COLLEGE VAN BEROEP VOOR HET BEDRIJFSLEVEN

zaaknummer: 17/1130

5111

uitspraak van de enkelvoudige kamer van 28 augustus 2018 in de zaak tussen

Maatschap [naam 1] , te [plaats] , appellante

(gemachtigde: ing. H.H.F. Striper),

en

de minister voor Landbouw, Natuur en Voedselkwaliteit, verweerder

(gemachtigden: mr. P. Van Helvoort-Noorloos en mr. A.F. Bosma).

Procesverloop

Bij besluit van 27 mei 2016 (het primaire besluit) heeft verweerder het bedrag vastgesteld dat appellante ontvangt aan betalingsrechten en vergroeningsbetaling voor 2015 op grond van de Uitvoeringsregeling rechtstreekse betalingen GLB (Uitvoeringsregeling).

Bij besluit van 29 mei 2017 (het bestreden besluit) heeft verweerder het bezwaar van appellante tegen het primaire besluit ongegrond verklaard.

Appellante heeft tegen het bestreden besluit beroep ingesteld.

Verweerder heeft een verweerschrift ingediend.

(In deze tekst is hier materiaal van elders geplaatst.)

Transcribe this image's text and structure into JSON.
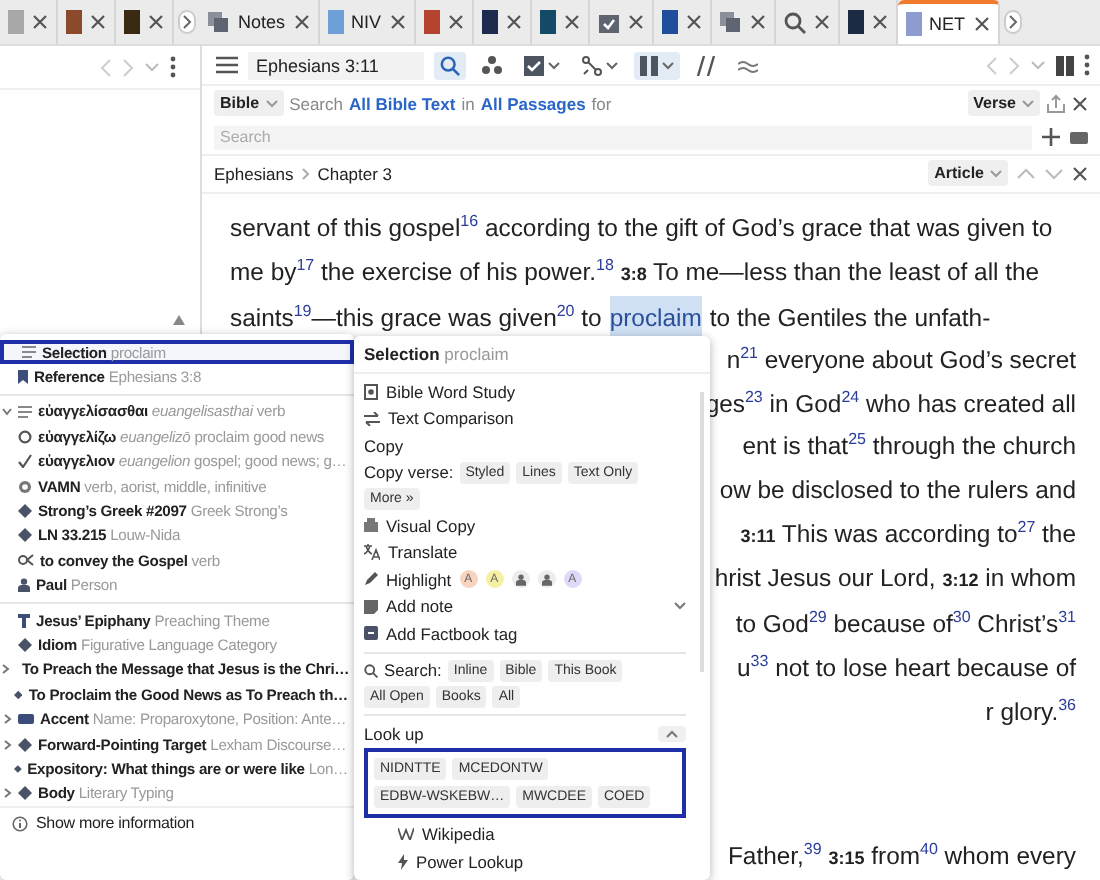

Het onderzoek ter zitting heeft plaatsgevonden op 15 augustus 2018. Voor appellante is verschenen [naam 2] , bijgestaan door haar gemachtigde. Verweerder heeft zich laten vertegenwoordigen door zijn gemachtigden.

Overwegingen

1.1

Appellante heeft door middel van de Gecombineerde opgave 2015 verweerder op grond van de Uitvoeringsregeling verzocht om toewijzing van de betalingsrechten en uitbetaling van de basis- en vergroeningsbetaling. Appellante heeft daarbij opgegeven 21 percelen met een oppervlakte van in totaal 55,68 hectare (ha) in gebruik of beheer te hebben. Appellante heeft verzocht om uitbetaling van de basis- en vergroeningsbetaling voor 19 percelen, met een oppervlakte van 26,34 ha. Appellante heeft voor de percelen 20 en 21 niet verzocht om uitbetaling van de basis- en vergroeningsbetaling.

1.2

Op basis van de voornoemde opgave heeft verweerder aan appelante 57,87 betalingsrechten toegewezen.

1.3

Bij het primaire besluit heeft verweerder de uitbetaling van de basis- en de vergroeningsbetaling voor 2015 vastgesteld op € 6.348,14, waarbij verweerder is uitgegaan van een voor uitbetaling opgeven oppervlakte van 27,34 ha.

1.4

In bezwaar heeft appellante aangevoerd dat zij voor de percelen 20 en 21 niet heeft verzocht om uitbetaling van de basis- en vergroeningsbetaling, omdat haar door een medewerker van verweerder telefonisch was medegedeeld dat zij bij het invullen van de Gecombineerde opgave voor de robinia bossen code 794 diende te gebruiken. Voorts is haar medegedeeld dat hiervoor geen betalingsrechten zouden worden uitbetaald. Door verkeerde voorlichting van verweerder heeft zij niet om uitbetaling van betalingsrechten gevraagd voor de percelen 20 en 21, waardoor zij de helft van haar betalingsrechten misloopt. Zij heeft verweerder gevraagd om haar aanvraag te herzien, in die zin dat appellante heeft verzocht om alsnog de betalingsrechten voor de percelen 20 en 21, samen 28,44 ha, uit te betalen.

1.5

Bij het bestreden besluit heeft verweerder het bezwaar van appellante ongegrond verklaard. Hieraan heeft verweerder ten grondslag gelegd dat niet is komen vast te staan dat een van haar medewerkers appellante onjuist heeft voorgelicht. Volgens verweerder kan het beroep op het vertrouwensbeginsel dan ook niet slagen. Gelet op het moment waarop appellante het verzoek tot aanpassing van de aanvraag heeft ingediend kan verweerder dit verzoek alleen honoreren als sprake is van een kennelijke fout in de zin van artikel 4 van de Uitvoeringsverordening (EU) nr. 809/2014 van de Commissie van 17 juli 2014. Bij de beantwoording van de vraag of sprake is van een kennelijke fout hanteert verweerder als uitgangspunt het werkdocument van de Europese Commissie (nr. AGR 49533/2002) (werkdocument). Verweerder stelt dat er geen sprake is van een kennelijke fout. Volgens verweerder bevat de aanvraag geen tegenstrijdigheden, waaruit zou kunnen blijken dat appellante ook uitbetaling wenste voor de percelen 20 en 21, door verweerder aangeduid als percelen 26 en 27. Het kan volgens verweerder niet uitgesloten worden geacht dat er voor appellante een reden bestond deze percelen niet voor uitbetaling van betalingsrechten in aanmerking te brengen.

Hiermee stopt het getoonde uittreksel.